While we might chuckle at the irony of a socialist nation earning the title of 'richest country', there are some serious issues that crop up under that statistic
Pic: Edexlive
Pic: Edexlive

The richest country in the world has an inequality problem. And so does the rest of the world. Here's how the world economy has evolved over the last two decades.

What makes a country "the richest"?
The report that anointed China as the richest country in the world was released by a consultant group based out of New York (USA), McKinsey and Co's research wing. They settled on the figures by analysing the balance sheets of the top ten countries that happen to constitute almost 60% of the world's income. Essentially, it calculated the net worth of the country, much like how valuations are arrived at for corporations and individuals.

Who are the ten richest countries in the world?
China, US, Germany, France, UK, Canada, Australia, Japan, Mexico, Sweden, in that order, are the ten richest countries in the world. 
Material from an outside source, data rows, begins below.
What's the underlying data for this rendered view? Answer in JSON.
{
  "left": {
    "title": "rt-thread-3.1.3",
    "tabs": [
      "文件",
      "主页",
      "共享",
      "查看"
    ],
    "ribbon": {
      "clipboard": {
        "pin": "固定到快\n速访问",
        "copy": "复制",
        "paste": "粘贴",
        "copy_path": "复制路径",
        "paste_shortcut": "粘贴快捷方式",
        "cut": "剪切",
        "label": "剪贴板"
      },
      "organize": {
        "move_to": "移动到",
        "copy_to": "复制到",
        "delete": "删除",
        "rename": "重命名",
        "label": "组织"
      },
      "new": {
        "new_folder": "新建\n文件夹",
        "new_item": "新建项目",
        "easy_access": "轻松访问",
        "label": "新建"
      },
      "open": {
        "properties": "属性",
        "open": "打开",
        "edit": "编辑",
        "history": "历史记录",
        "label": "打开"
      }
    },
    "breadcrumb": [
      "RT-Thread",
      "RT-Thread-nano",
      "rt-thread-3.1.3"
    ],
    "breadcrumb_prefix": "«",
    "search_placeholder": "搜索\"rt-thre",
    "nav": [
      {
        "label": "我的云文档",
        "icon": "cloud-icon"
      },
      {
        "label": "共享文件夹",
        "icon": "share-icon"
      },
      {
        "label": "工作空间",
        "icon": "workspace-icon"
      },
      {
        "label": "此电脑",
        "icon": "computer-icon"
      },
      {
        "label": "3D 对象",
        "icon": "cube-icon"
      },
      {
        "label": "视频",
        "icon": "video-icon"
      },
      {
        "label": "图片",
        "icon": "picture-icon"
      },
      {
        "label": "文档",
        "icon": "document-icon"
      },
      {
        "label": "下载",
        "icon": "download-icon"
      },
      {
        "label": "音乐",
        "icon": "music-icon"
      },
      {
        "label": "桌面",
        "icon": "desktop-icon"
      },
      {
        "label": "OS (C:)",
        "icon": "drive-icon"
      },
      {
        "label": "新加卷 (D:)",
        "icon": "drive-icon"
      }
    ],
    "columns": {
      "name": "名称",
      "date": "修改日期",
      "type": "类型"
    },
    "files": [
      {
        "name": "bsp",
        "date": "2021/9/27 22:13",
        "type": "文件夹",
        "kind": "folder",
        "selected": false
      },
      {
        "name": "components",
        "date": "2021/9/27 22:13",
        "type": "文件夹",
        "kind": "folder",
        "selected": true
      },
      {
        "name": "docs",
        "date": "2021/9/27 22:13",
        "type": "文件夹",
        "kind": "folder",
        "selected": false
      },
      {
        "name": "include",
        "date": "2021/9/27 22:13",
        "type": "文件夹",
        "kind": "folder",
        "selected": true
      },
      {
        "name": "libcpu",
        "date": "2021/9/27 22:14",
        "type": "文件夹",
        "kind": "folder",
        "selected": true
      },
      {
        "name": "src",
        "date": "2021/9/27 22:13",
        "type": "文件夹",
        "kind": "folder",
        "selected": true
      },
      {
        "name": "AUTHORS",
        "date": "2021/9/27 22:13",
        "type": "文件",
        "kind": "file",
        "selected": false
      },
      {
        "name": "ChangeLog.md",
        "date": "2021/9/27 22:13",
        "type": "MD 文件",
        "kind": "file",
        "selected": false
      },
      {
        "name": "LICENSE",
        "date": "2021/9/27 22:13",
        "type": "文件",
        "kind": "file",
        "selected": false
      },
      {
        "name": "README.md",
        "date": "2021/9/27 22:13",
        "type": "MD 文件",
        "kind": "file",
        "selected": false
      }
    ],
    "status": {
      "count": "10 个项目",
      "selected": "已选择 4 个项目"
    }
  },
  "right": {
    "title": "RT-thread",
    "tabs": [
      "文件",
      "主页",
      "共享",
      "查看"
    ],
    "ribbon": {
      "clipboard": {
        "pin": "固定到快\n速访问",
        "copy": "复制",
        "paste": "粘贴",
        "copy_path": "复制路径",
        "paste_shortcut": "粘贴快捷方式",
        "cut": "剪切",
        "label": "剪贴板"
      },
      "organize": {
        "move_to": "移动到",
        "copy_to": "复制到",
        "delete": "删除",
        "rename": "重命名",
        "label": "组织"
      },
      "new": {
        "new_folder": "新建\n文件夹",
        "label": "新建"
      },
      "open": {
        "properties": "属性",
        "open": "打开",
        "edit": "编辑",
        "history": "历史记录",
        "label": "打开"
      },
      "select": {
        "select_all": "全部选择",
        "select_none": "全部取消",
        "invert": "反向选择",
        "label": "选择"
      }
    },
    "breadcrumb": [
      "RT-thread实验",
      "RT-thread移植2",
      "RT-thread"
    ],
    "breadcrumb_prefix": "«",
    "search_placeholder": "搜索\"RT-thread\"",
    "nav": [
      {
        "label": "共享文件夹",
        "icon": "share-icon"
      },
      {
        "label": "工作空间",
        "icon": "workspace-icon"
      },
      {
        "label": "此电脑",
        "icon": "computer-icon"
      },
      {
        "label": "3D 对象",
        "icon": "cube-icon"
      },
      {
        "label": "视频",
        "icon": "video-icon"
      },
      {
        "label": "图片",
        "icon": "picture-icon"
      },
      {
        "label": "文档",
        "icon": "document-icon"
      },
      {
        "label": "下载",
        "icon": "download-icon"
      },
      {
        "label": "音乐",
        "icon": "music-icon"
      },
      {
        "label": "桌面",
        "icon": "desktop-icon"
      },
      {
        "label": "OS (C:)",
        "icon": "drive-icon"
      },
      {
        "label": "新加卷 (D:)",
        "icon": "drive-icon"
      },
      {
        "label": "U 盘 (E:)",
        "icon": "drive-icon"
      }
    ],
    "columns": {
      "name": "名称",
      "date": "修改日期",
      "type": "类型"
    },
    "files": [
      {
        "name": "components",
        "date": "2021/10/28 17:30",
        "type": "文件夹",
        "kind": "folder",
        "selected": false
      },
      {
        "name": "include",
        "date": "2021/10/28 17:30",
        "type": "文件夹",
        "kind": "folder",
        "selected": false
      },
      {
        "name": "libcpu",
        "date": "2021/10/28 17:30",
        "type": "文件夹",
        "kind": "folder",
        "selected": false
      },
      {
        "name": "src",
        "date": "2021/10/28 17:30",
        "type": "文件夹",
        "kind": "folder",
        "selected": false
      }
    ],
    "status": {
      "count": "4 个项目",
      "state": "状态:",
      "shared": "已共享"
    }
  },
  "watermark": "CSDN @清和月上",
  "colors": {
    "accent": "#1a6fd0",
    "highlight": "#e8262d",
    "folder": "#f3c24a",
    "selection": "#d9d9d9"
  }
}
How is it different from GDP analyses?
Simply put, global wealth is not equal to global income. It is concentrated in the assets accumulated by the richest of the rich. McKinsey discovered that this worldwide boom in wealth is being fuelled by a rise in property prices and declining interest rates. The increase in wealth is not a result of improving Gross Domestic Products (GDP). According to data from the International Monetary Fund, the World Bank and the United Nations, the US still led China as the country with the highest nominal GDP and the country with the highest GDP in terms of Purchasing Power Parity (PPP) in 2020.

Why is this report still important then?
The McKinsey report throws a gamut of red flags at the world economy. For one, the gap between the rich and the poor has ballooned into a gaping divide. A high ratio of net worth to GDP essentially means that wealth is concentrated in the hands of a few in the country, and China and Japan have reported some of the highest ratios of net worth to GDP. No wonder then that the top 10 per cent of China's households have accumulated 67 per cent of the country's wealth in 2015, up by a massive 19% from the year 2000's 48%. On the flip side, the bottom 50% held just about 6% in 2015, down significantly from 14% in 2000. 
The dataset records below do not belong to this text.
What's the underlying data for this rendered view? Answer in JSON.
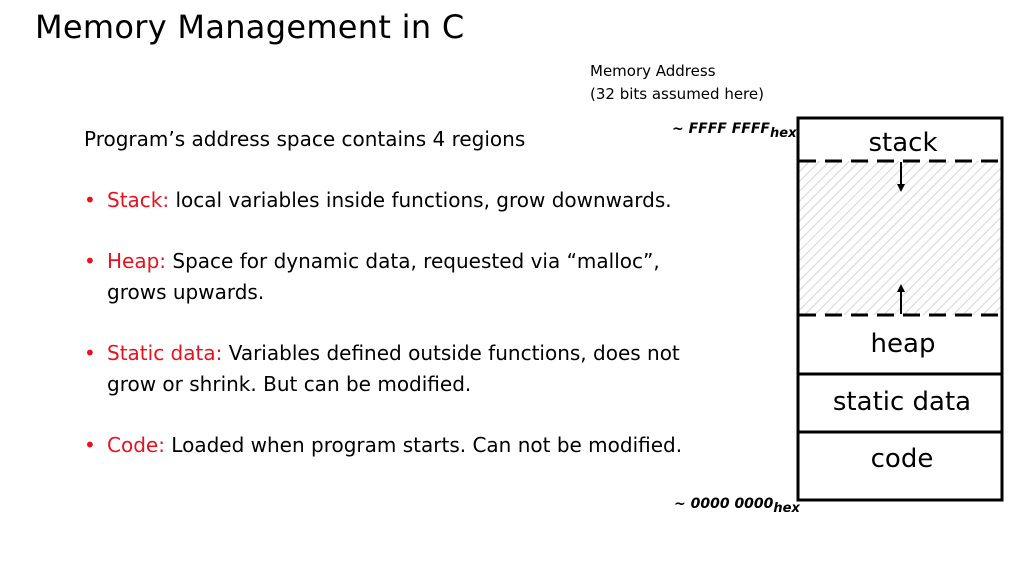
{
  "slide": {
    "title": "Memory Management in C",
    "address_caption": {
      "line1": "Memory Address",
      "line2": "(32 bits assumed here)"
    },
    "intro": "Program’s address space contains 4 regions",
    "bullets": [
      {
        "term": "Stack:",
        "text": " local variables inside functions, grow downwards."
      },
      {
        "term": "Heap:",
        "text": " Space for dynamic data, requested via “malloc”, grows upwards."
      },
      {
        "term": "Static data:",
        "text": " Variables defined outside functions, does not grow or shrink. But can be modified."
      },
      {
        "term": "Code:",
        "text": " Loaded when program starts. Can not be modified."
      }
    ],
    "bullet_glyph": "•",
    "accent_color": "#e8111d"
  },
  "diagram": {
    "high_address": {
      "value": "~ FFFF FFFF",
      "suffix": "hex"
    },
    "low_address": {
      "value": "~ 0000 0000",
      "suffix": "hex"
    },
    "regions": [
      {
        "label": "stack",
        "grows": "down"
      },
      {
        "label": "",
        "fill": "hatched-free-space"
      },
      {
        "label": "heap",
        "grows": "up"
      },
      {
        "label": "static data"
      },
      {
        "label": "code"
      }
    ]
  }
}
What contributed to the increase in wealth?
The summary was that the net worth of the world has nearly tripled in the last twenty years. From $156 trillion in 2000, it racked up at $514 trillion in 2020, registering an increase of 229.487%. However, the factors driving this growth are vested in an accumulation of real estate, which makes up two-third of global assets/net worth. Other fixed assets that can drive economic growth made up only about 20 per cent of the total, read the report. Also, for every net $1 invested, debt grew by $2 and liabilities by $4.

What does the report recommend?
This isn't necessarily good news. Rising property prices will make land-ownership unaffordable for many and could be a harbinger of a financial crisis such as the dark times of 2008 in the US. And if the price of these assets takes a dip, then almost one-third of the world's "wealth" will be wiped out. Essentially, the report says that in a software-driven economy, the wealth was being created as a result of savings investments in long-term assets and a decrease in interest rates. And to mitigate the threat of a repeat of 2008, economies must focus on sustainable investment-driven growth. It recommends policy shifts towards affordable housing and levying taxes relative to income.